Naming artists like Thom Yorke, Lykke Li, FKA Twigs and Lana Del Rey as her main inspirations, Julia Romana, from London, brings us an exciting insight into her up coming EP with her latest single "Blood Be Fluid". Julia thrives on experimenting with the emotions and feelings she’s able to portray through her songwriting. Making music from a young age, Julia has honed her craft into what it is today, which is both innovative and exciting. Having collaborated with artists such as Duckwrth, G.L.A.M and Alex Mali, this has allowed Julia to find her voice in music whilst creating her own distinctive sound and path. We sat down with Julia to talk about her latest single "Blood Be Fluid", the importance of collaboration and her plans for the near future...





Where did your musical journey begin and how did it progress?


I made small demos from a young age but I think I began fully finishing song ideas and bringing structure to them when I bought my first macbook for art school reasons. In school I used programs for graphic design and photography but after school I experimented with GarageBand which was pre-installed on the macbook. That tool enabled me to layer my vocals, which became an addictive practice and I still layer loads of harmonies and bits when I write my demos. Sometimes I tend to go overboard with the vocal tracks though so I just end up weeding through the song and picking out the most important elements. Veronika Hanl (my main partner in crime and producer) has been helping me a with progressing my style a lot in the last few years. It’s good to get a composer’s approach on things. Refreshing to have a second opinion and not be completely on my own.





Describe your sound in 3 words?


Witchy, floaty, dreamy




Tell us about your latest single “Blood Be Fluid” was there anything different in your approach to writing this project compared to your last?


Definitely. This one is the first one that is almost purely a spoken word track when it comes to the vocals. Instrumentally it reminds me a bit of an older song called ‘Heavy Lifting’. We also used purely live instruments for that one, the same happened on Blood Be Fluid. It always feels like such a rich experience to collaborate with people who bring their own zest to the song with the way they play their instruments. I really want to do more jam based writing instead of mostly making demos in my bedroom.
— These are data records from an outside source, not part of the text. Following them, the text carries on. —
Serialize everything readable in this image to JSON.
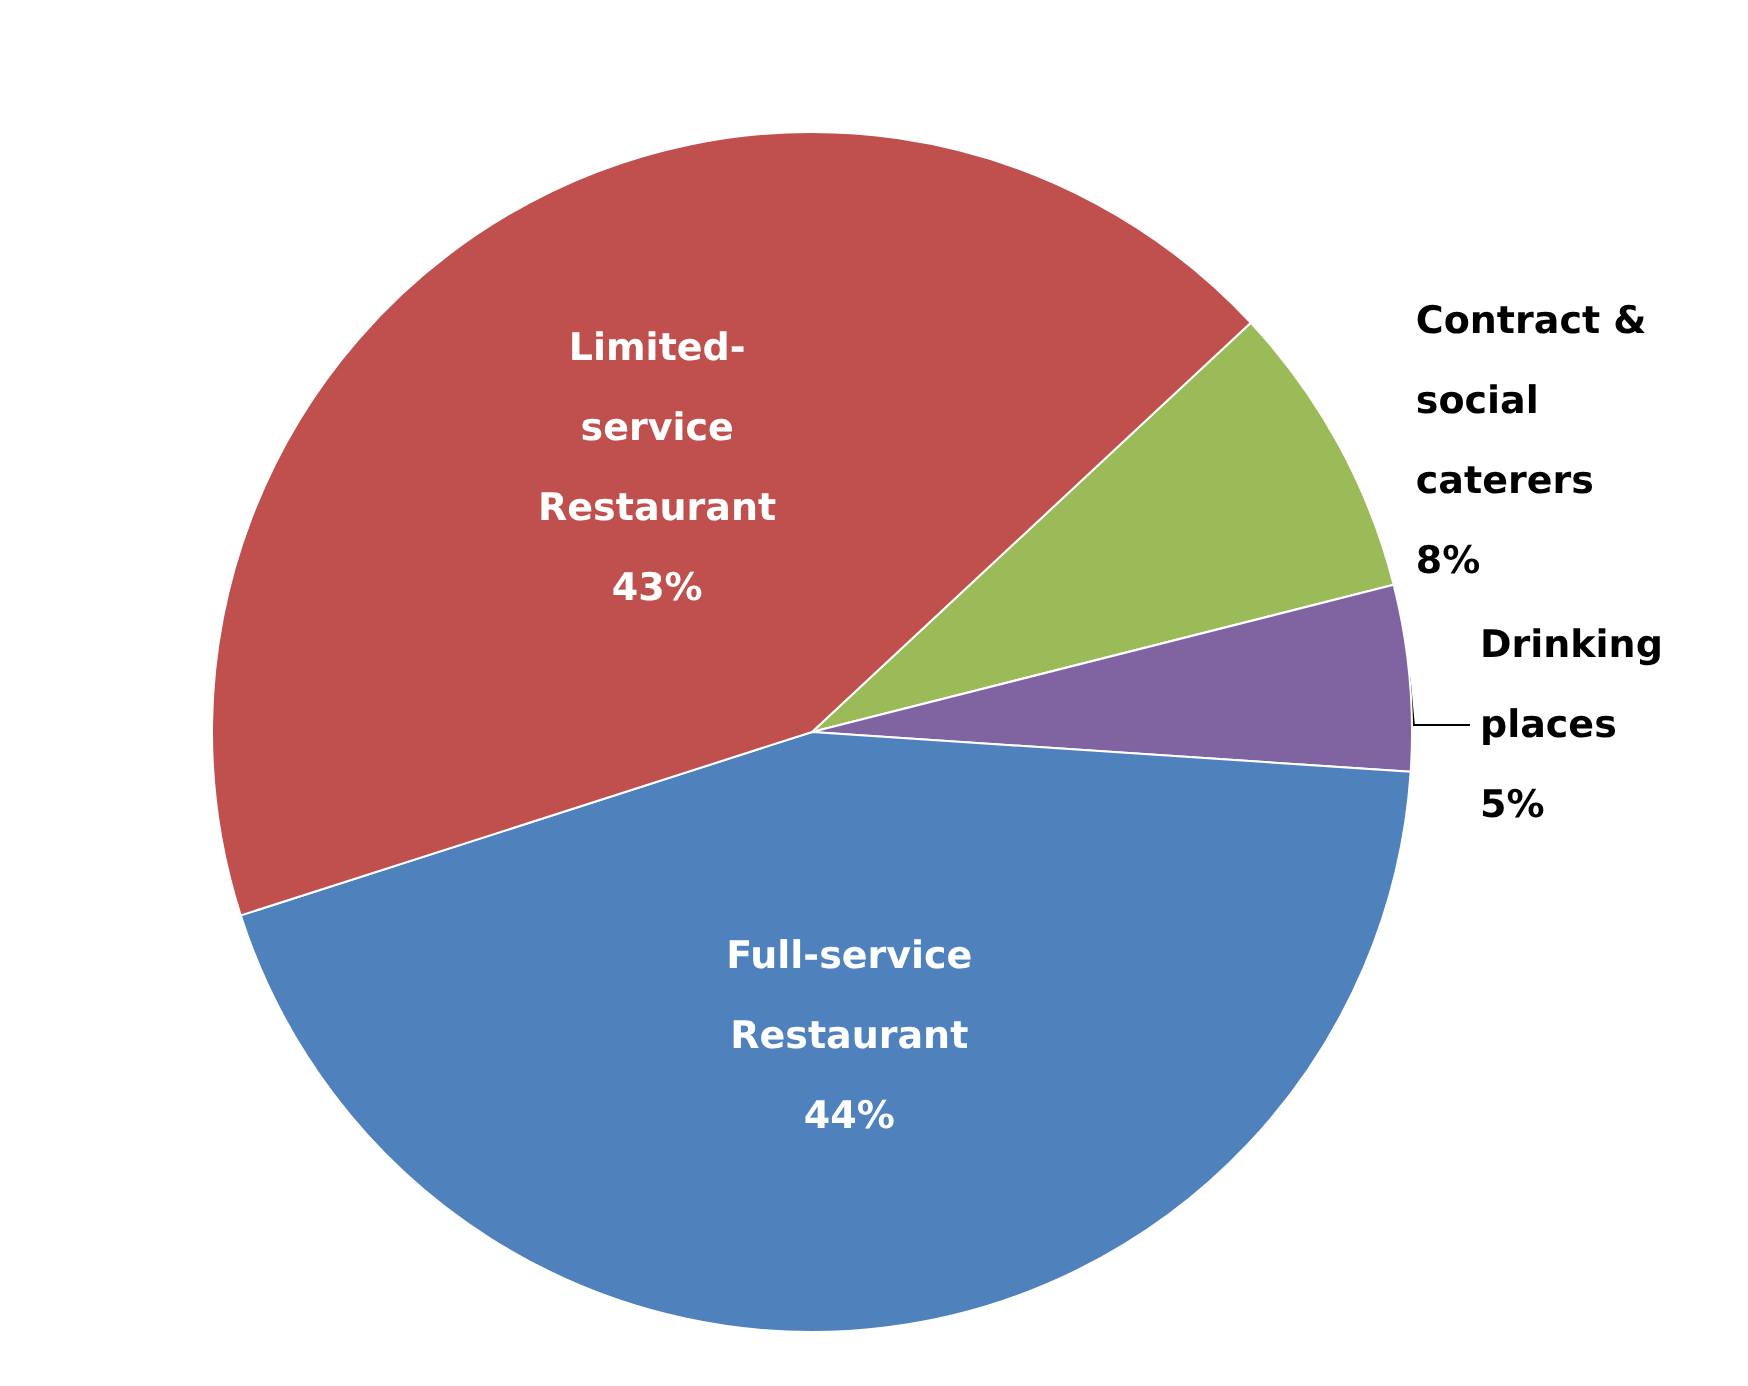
{
  "chart_data": {
    "type": "pie",
    "categories": [
      "Contract & social caterers",
      "Drinking places",
      "Full-service Restaurant",
      "Limited-service Restaurant"
    ],
    "values": [
      8,
      5,
      44,
      43
    ],
    "value_labels": [
      "8%",
      "5%",
      "44%",
      "43%"
    ],
    "colors": [
      "#9bbb59",
      "#8064a2",
      "#4f81bd",
      "#c0504d"
    ],
    "legend": false
  }
}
Who or what has been your biggest inspiration in your career so far?


In the last 3 years I’ve been working a lot with Duckwrth. Sometimes he sends me demos for his songs and I create melodies and harmonies for certain sections. In January 2020 we worked on his album SuperGood together in LA. That was definitely an inspiring time. I loved being in a room with so many talented musicians. His style is different to mine so it was both a good challenge and a relief. It feels like less pressure to write for someone else, cause with my own projects I can easily lose myself in perfectionism. I’m working on letting go more and more though.




Having collaborated with artists such as Duckwrth, G.L.A.M and Alex Mali, how important do you think it is to collaborate/work with other artists?


Collaborating feels really refreshing to me. It’s like a break from my own projects. If I can help people elevate their sound a bit, that's a really lovely feeling. There’s a very playful essence to collaborating on music. When you click with another artist it doesn’t feel like work. It becomes a flow of creativity and joy. That’s one of my favourite parts of being an artist.





What is the process like when conveying your sound into a visual, specifically with your latest music video for ‘Blood Be Fluid’?


I get a lot of inspiration from movies, dreams or certain places I’ve been to. When it comes to planning a video I usually send a moodboard to Laura Manners (director & editor). What’s the colour scheme? What’s the overall feeling I want to visualise? What are the ideal make-up and costume ideas? I’m an independent artist so my budget is usually not the biggest. So that’s a main factor in how the main result is going to turn out. Laura and I start with a pool of bigger ideas and then narrow it down to what’s most cost efficient and realistic.




Is there a certain place where you feel the most creative?


I get a lot of inspiration when I’m sitting in the park, observing trees and parakeets, or when I’m swimming in lakes at home in Austria. Lately dancing has been really good for getting out of my head and embracing my body. I also do yoga. Been a bit on and off with my routine but autumn is mostly a good time for me to pick things back up.





Which of your own songs is your favourite to play live?


I don’t really play live at the moment. But I’ve been doing a few small live recordings and my favourite so far is my latest single, Blood Be Fluid. It’s really funny to channel that witch energy.



When writing and creating a song do you always have performing it live in mind?


I’m at a very early stage of performing live. I still have to gain some knowledge around what will feel good in front of an audience and what I want to do less of. Excited to find that out and jump in the cold water. When writing songs I do have a potential live situation in mind. In my head it’s a seated concert, very dimly lit, and the audience is sinking into a cosy meditative state. I like the feeling of being in a safe little trance.


What’s next?


Releasing my full project which will be out this September! I want to start singing lessons as well to prepare my voice for more live performances. Rest is also on my agenda though. I want to take some time to celebrate the finished album and recollect myself before I start on any new projects.